Our organization, the Kansas Family Advisory Network, is run by birth, foster and adoptive families who would like to see positive changes in the child-welfare system. We work with child- and family-serving agencies to present a family voice to an otherwise legal, sometimes bureaucratic, and often politically driven system that can be a nightmare in families’ lives. Please listen to family voices.
Kansas Family Advisory Network
Build new library
The new library needs to be centrally located for all patrons, not just the people in west Wichita. The main library has vast amounts of material that can’t be checked out and is used at the library.

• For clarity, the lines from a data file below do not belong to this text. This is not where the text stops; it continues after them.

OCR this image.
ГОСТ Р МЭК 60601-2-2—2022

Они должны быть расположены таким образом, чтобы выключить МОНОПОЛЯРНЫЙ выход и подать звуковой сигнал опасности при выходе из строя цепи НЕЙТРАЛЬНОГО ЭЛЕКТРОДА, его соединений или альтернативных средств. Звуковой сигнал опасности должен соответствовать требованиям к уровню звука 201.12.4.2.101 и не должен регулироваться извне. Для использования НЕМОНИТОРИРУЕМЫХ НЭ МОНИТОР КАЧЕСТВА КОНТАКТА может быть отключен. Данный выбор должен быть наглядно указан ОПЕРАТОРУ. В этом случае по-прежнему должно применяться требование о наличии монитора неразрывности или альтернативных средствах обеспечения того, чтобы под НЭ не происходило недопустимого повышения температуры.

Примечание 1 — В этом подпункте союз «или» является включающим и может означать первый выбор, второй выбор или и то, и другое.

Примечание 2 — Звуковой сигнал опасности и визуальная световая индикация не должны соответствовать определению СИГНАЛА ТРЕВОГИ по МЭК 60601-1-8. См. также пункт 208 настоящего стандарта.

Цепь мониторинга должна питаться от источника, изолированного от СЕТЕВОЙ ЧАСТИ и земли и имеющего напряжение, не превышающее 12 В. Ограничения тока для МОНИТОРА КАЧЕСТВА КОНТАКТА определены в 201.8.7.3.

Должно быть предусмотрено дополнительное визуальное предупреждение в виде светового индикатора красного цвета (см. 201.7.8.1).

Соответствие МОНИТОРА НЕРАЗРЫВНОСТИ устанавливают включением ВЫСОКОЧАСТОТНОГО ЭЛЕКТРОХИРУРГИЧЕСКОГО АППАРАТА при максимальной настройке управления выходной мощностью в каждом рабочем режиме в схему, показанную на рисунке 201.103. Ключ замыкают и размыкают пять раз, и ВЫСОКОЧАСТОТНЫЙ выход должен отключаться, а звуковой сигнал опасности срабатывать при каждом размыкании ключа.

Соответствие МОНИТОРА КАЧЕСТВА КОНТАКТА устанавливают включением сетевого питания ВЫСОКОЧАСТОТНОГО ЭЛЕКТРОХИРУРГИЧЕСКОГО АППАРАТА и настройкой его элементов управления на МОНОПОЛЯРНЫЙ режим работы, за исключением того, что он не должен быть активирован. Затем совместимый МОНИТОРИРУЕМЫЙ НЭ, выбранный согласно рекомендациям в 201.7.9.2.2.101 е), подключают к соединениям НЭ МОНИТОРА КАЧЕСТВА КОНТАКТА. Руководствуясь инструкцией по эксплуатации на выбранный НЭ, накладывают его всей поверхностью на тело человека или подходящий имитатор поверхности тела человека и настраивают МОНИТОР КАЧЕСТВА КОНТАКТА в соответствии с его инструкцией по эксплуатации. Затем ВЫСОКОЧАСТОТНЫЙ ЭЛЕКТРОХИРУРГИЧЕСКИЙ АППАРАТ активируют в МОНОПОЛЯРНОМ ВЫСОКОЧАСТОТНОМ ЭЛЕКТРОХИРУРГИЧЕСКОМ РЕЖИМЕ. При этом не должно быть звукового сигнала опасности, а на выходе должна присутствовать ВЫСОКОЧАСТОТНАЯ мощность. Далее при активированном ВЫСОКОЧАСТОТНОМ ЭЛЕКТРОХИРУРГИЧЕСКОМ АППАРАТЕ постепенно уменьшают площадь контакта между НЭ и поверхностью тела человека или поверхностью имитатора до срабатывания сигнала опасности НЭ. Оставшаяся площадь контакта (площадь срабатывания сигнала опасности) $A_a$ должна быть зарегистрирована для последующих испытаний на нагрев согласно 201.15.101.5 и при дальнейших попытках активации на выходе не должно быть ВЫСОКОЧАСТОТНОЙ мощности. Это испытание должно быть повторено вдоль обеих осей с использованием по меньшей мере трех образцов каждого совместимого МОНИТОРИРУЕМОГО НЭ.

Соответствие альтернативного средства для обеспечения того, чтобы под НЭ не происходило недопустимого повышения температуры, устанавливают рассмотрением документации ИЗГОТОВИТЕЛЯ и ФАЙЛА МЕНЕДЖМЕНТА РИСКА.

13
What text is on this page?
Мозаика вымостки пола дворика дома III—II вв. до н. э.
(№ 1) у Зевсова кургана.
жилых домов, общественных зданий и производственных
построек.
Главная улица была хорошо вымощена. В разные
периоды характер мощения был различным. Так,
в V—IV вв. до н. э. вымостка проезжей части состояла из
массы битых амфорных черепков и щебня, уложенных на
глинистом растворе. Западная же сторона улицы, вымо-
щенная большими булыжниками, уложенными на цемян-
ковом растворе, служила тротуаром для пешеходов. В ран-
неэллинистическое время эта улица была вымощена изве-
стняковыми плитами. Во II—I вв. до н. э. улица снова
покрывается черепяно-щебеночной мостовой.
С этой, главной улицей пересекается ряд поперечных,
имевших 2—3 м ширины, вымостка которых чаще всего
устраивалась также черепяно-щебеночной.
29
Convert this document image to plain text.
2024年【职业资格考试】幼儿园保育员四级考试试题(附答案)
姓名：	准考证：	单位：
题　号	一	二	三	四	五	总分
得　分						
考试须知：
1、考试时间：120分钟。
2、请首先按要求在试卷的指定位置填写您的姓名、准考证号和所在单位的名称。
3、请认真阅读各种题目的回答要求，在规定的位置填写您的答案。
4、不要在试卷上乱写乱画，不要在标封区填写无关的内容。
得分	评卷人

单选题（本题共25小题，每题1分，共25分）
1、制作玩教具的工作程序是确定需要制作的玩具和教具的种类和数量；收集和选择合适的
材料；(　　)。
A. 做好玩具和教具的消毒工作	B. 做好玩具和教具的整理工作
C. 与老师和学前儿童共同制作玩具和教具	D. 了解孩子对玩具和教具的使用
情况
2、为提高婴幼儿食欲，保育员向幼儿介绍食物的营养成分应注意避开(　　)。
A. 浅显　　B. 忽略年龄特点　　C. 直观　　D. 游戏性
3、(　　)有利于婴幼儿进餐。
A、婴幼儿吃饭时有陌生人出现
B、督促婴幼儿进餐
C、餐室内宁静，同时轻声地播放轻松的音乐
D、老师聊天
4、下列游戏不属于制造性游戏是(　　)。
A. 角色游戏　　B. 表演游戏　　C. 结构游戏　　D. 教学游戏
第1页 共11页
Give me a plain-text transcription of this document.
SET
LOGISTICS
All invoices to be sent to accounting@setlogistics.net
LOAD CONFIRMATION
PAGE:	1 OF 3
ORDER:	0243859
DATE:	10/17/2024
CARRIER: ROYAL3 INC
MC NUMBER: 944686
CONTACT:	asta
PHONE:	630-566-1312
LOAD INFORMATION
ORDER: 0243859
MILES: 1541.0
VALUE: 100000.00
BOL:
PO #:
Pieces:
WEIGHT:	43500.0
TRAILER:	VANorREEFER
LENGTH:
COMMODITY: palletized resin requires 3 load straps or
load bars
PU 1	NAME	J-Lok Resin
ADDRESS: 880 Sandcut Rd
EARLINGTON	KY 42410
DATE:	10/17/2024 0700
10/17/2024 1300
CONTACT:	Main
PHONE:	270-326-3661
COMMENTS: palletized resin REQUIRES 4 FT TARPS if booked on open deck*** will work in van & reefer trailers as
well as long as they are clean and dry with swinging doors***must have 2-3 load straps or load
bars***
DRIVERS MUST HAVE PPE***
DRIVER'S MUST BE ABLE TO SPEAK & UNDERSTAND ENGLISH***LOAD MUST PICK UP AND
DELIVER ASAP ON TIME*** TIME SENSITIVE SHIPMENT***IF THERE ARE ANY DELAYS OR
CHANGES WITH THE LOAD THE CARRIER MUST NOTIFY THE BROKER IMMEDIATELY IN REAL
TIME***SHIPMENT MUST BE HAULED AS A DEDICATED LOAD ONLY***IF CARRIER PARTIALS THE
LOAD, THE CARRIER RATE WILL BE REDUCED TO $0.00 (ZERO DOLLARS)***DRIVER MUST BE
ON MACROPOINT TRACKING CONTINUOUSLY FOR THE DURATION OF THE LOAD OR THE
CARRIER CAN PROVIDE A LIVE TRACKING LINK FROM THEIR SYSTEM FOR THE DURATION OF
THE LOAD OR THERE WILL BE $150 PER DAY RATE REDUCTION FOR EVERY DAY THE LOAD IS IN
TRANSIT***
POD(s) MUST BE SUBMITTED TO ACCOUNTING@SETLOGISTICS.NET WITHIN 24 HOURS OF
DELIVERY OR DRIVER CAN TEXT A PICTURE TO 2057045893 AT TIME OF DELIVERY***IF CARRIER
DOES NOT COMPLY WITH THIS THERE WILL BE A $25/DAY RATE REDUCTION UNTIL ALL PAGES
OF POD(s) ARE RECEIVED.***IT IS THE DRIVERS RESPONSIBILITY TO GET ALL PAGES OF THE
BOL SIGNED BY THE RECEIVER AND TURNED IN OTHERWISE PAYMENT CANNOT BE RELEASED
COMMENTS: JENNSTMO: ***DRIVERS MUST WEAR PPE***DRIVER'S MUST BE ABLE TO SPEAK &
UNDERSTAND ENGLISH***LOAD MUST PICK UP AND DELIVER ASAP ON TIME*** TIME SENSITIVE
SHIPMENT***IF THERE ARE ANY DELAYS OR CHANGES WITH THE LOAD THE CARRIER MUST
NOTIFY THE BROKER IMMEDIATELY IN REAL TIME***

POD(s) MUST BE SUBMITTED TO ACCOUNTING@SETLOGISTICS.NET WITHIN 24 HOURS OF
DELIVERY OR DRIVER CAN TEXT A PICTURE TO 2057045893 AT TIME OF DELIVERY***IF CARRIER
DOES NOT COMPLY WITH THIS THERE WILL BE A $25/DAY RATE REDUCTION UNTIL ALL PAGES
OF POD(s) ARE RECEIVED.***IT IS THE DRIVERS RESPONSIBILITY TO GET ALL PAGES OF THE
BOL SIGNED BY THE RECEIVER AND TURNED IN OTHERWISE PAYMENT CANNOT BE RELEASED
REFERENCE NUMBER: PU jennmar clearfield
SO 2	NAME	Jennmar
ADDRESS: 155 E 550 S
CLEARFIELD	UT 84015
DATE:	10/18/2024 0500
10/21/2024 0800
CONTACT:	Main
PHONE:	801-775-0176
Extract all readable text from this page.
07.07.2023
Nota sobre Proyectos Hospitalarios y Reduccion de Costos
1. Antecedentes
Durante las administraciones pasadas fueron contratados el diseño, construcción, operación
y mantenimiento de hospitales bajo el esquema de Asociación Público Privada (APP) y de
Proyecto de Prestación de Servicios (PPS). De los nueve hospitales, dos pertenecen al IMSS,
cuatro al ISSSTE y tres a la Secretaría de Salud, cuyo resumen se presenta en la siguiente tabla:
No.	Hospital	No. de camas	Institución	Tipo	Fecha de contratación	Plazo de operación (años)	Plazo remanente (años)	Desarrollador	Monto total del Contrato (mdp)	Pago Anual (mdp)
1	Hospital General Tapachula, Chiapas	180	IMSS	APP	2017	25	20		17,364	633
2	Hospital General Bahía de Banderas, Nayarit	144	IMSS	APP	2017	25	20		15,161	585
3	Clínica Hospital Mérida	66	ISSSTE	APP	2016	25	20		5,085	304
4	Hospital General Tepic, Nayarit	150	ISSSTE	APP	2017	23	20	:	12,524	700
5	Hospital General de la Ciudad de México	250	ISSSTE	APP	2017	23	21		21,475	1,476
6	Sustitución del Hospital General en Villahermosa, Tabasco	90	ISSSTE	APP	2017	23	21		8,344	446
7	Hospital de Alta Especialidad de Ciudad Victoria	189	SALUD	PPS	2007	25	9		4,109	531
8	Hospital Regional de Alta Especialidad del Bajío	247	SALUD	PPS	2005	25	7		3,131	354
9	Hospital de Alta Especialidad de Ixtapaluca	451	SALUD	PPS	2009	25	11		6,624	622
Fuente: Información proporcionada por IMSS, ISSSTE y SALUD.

In doing research, you have to park in the long-term parking at Century II. Depending on what is going on, you may have to park far away. If you are taking materials of your own to work with, the distance and the weather play an important part in when and if you can go.
There is a lot of additional material that could be used, but for lack of space it is stored elsewhere.
I think we should use the plans developed by the library board and staff, as they know the system and the people who use it. If something is in Oklahoma City or someplace else, it doesn’t mean it is good for the people of Wichita. Other people who take trips to look at other systems are suddenly experts on what the design should look like and want to change things.
Money can be found for all kinds of other projects, and the library just gets pushed in the corner. Let’s build it downtown in the place where the city has the land. Do it right and do it now.
KENNETH L. MILLER
Afraid it will work
In reading about the panel discussion last week with Sen. Pat Roberts, R-Kan., and several of our Kansas members of Congress (Aug. 20 Eagle), I was struck by the fact that they were afraid Obamacare would work too well, not that it would fail.
Another thing that struck me was the lack of facts they had, such as about how much insurance rates may rise. The facts are that several of the states that are opening health-insurance exchanges are seeing rate drops of 20 to 50 percent.
These are facts, and we might be seeing them in Kansas if our governor had not sent back $31 million to help set up exchanges. He is also refusing to implement the Medicaid expansion that would give health insurance to low-income Kansans, saving lives. You can die from lack of health care.
Our governor is preparing to run for president in 2016 and must be sure that there is nothing to cast doubt on his conservative credentials, even at the cost of the lives of Kansas’ poor.
I looked at the headline “Bill would let utilities buy credits from other states” (Aug. 8 Eagle) and wondered what that meant. As I read on, the article explained: “The bill would allow Kansas utilities to comply with state renewable-energy standards by purchasing credits – not actual power – from hydroelectric plants in the west, rather than investing the money directly in Kansas wind energy.” The article added: “That could cause the state to lose the environmental, economic and employment benefits of companies building and operating wind farms in rural Kansas.”
Who wants this done? The American Legislative Exchange Council, that’s who. And what is ALEC? It’s a group of business lawmakers who gather, in private, to produce model legislative bills for our state government to adopt. Often, their proposals are adopted “practically word for word.”
This action is, if not fraudulent, almost anti-American. It robs Kansas of opportunities and income; it robs the world of natural resources; and it makes Kansas a lackey, paying tribute to “richer” states.
ALEC is no friend of mine, nor of Kansas. I’ll take conservation over “conservatives.”